The decision was also welcomed by Margot Wallström, Swedish minister for Foreign Affairs’ who said: “I welcome the Spanish decision not to hand out Hamza Yalcin to Turkey. Hamza Yalcin is now free to travel and can return to his family. Sweden has been working intensively with the case since the detention process became known and we have been clear that urgent and legal certainty has been necessary. All other questions are referred to the Spanish authorities”.
Meanwhile according to Reporters Without Boarders (RSF), a prosecutor in Diyarbakır, in south eastern Turkey, has asked the country’s justice minister to obtain an Interpol ‘red notice request’ for the arrest of Can Dündar, a Turkish journalist now in exile in Germany, on a charge of propaganda for the outlawed Kurdistan Workers’ Party (PKK). In response, Reporters Without Borders (RSF) has reiterated its call for an urgent overhaul of Interpol because of the growing tendency for it to be exploited by repressive governments such as Turkey’s.
The ‘red notice request’ came just one day after Dündar, the former editor of the Turkish daily Cumhuriyet, was nominated for the Nobel Peace Prize. He decided to stay in Germany in 2016 after being prosecuted on charges of “divulging state secrets for espionage purposes” and “assisting a terrorist organization.”

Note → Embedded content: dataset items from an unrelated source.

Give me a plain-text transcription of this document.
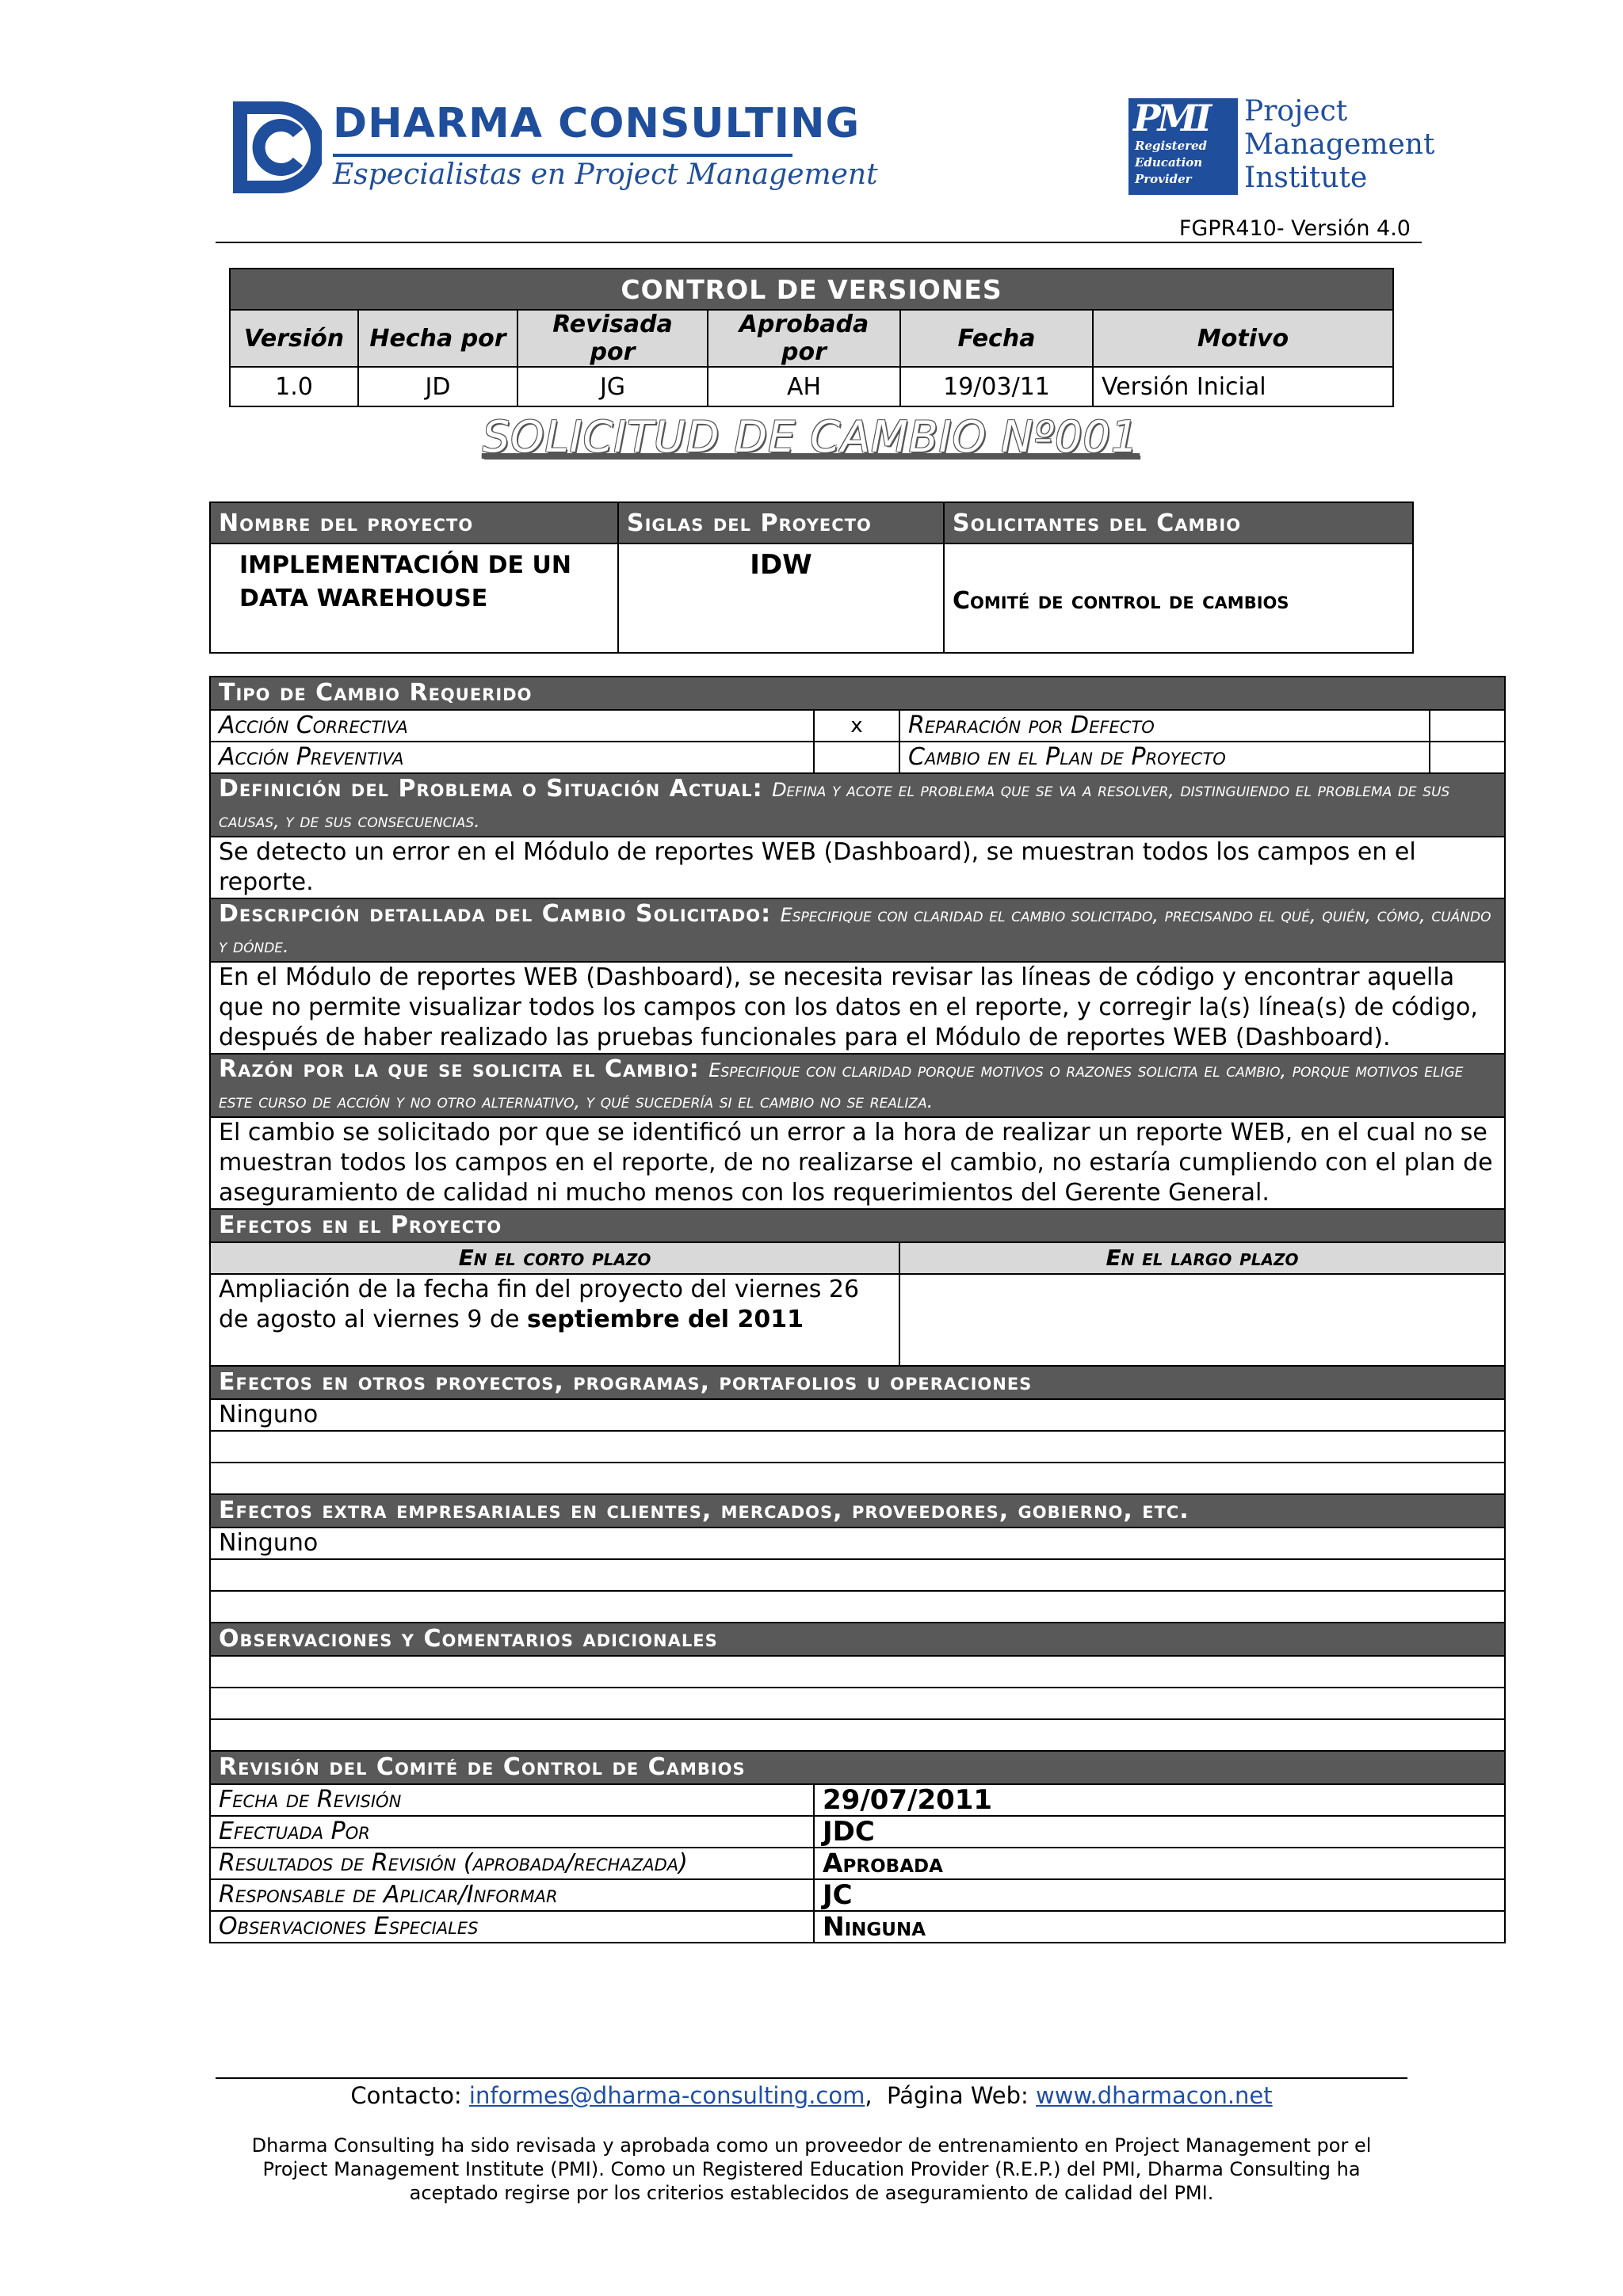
DHARMA CONSULTING
Especialistas en Project Management
PMI
Registered
Education
Provider
Project
Management
Institute
FGPR410- Versión 4.0
CONTROL DE VERSIONES					
Versión	Hecha por	Revisada por	Aprobada por	Fecha	Motivo
1.0	JD	JG	AH	19/03/11	Versión Inicial
SOLICITUD DE CAMBIO Nº001
Nombre del proyecto	Siglas del Proyecto	Solicitantes del Cambio
IMPLEMENTACIÓN DE UN DATA WAREHOUSE	IDW	Comité de control de cambios
Tipo de Cambio Requerido			
Acción Correctiva	x	Reparación por Defecto	
Acción Preventiva		Cambio en el Plan de Proyecto	
Definición del Problema o Situación Actual: Defina y acote el problema que se va a resolver, distinguiendo el problema de sus causas, y de sus consecuencias.			
Se detecto un error en el Módulo de reportes WEB (Dashboard), se muestran todos los campos en el reporte.			
Descripción detallada del Cambio Solicitado: Especifique con claridad el cambio solicitado, precisando el qué, quién, cómo, cuándo y dónde.			
En el Módulo de reportes WEB (Dashboard), se necesita revisar las líneas de código y encontrar aquella que no permite visualizar todos los campos con los datos en el reporte, y corregir la(s) línea(s) de código, después de haber realizado las pruebas funcionales para el Módulo de reportes WEB (Dashboard).			
Razón por la que se solicita el Cambio: Especifique con claridad porque motivos o razones solicita el cambio, porque motivos elige este curso de acción y no otro alternativo, y qué sucedería si el cambio no se realiza.			
El cambio se solicitado por que se identificó un error a la hora de realizar un reporte WEB, en el cual no se muestran todos los campos en el reporte, de no realizarse el cambio, no estaría cumpliendo con el plan de aseguramiento de calidad ni mucho menos con los requerimientos del Gerente General.			
Efectos en el Proyecto			
En el corto plazo		En el largo plazo	
Ampliación de la fecha fin del proyecto del viernes 26 de agosto al viernes 9 de septiembre del 2011			
Efectos en otros proyectos, programas, portafolios u operaciones			
Ninguno			

Efectos extra empresariales en clientes, mercados, proveedores, gobierno, etc.			
Ninguno			

Observaciones y Comentarios adicionales			

Revisión del Comité de Control de Cambios			
Fecha de Revisión	29/07/2011		
Efectuada Por	JDC		
Resultados de Revisión (aprobada/rechazada)	Aprobada		
Responsable de Aplicar/Informar	JC		
Observaciones Especiales	Ninguna		
Contacto: informes@dharma-consulting.com,  Página Web: www.dharmacon.net
Dharma Consulting ha sido revisada y aprobada como un proveedor de entrenamiento en Project Management por el Project Management Institute (PMI). Como un Registered Education Provider (R.E.P.) del PMI, Dharma Consulting ha aceptado regirse por los criterios establecidos de aseguramiento de calidad del PMI.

According to RSF the new PKK propaganda charge is based on a speech he gave in Diyarbakır on 24 April 2016 in which he criticised the harassment of critical journalists and accused pro-government journalists of being accomplices to war crimes by supporting the government’s military operations in Turkey’s Kurdish provinces.
The grounds given by the Diyarbakır prosecutor’s office for seeking the Interpol red notice was its inability to question Dündar in connection with this charge.
Julie Ward MEP for the North West of England has already taken up the case.
After spending nearly 100 days in detention in late 2015 and early 2016, Dündar was sentenced to five years and ten months in prison in May 2016 (along with fellow Cumhuriyet journalist Erdem Gül) on the charge of “divulging state secrets.” The court let him remain free pending the outcome of his appeal, but he was the target of a murder attempt as he left the courthouse in Istanbul.
Dündar fled the country shortly after the July 2016 coup attempt, which triggered an unprecedented purge against critical media outlets. In his farewell editorial in Cumhuriyet, (reported in my blog of 16 August 2016) he wrote that he would not return to Turkey, as the draconian emergency powers assumed by Recep Tayyip Erdogan since the coup meant he would not get a fair hearing. “From now on, what we face would not be the court but the government,” he said. “To trust such a judiciary would be like putting one’s head under the guillotine.”
He and Gül are still also being prosecuted on a charge of collaborating and supporting “the FETÖ terrorist organization” (the Gülen Movement) (and see my blog of 25 September 2016 – ‘More trials pile up’). The last hearing in the case was scheduled to be held on 4 October.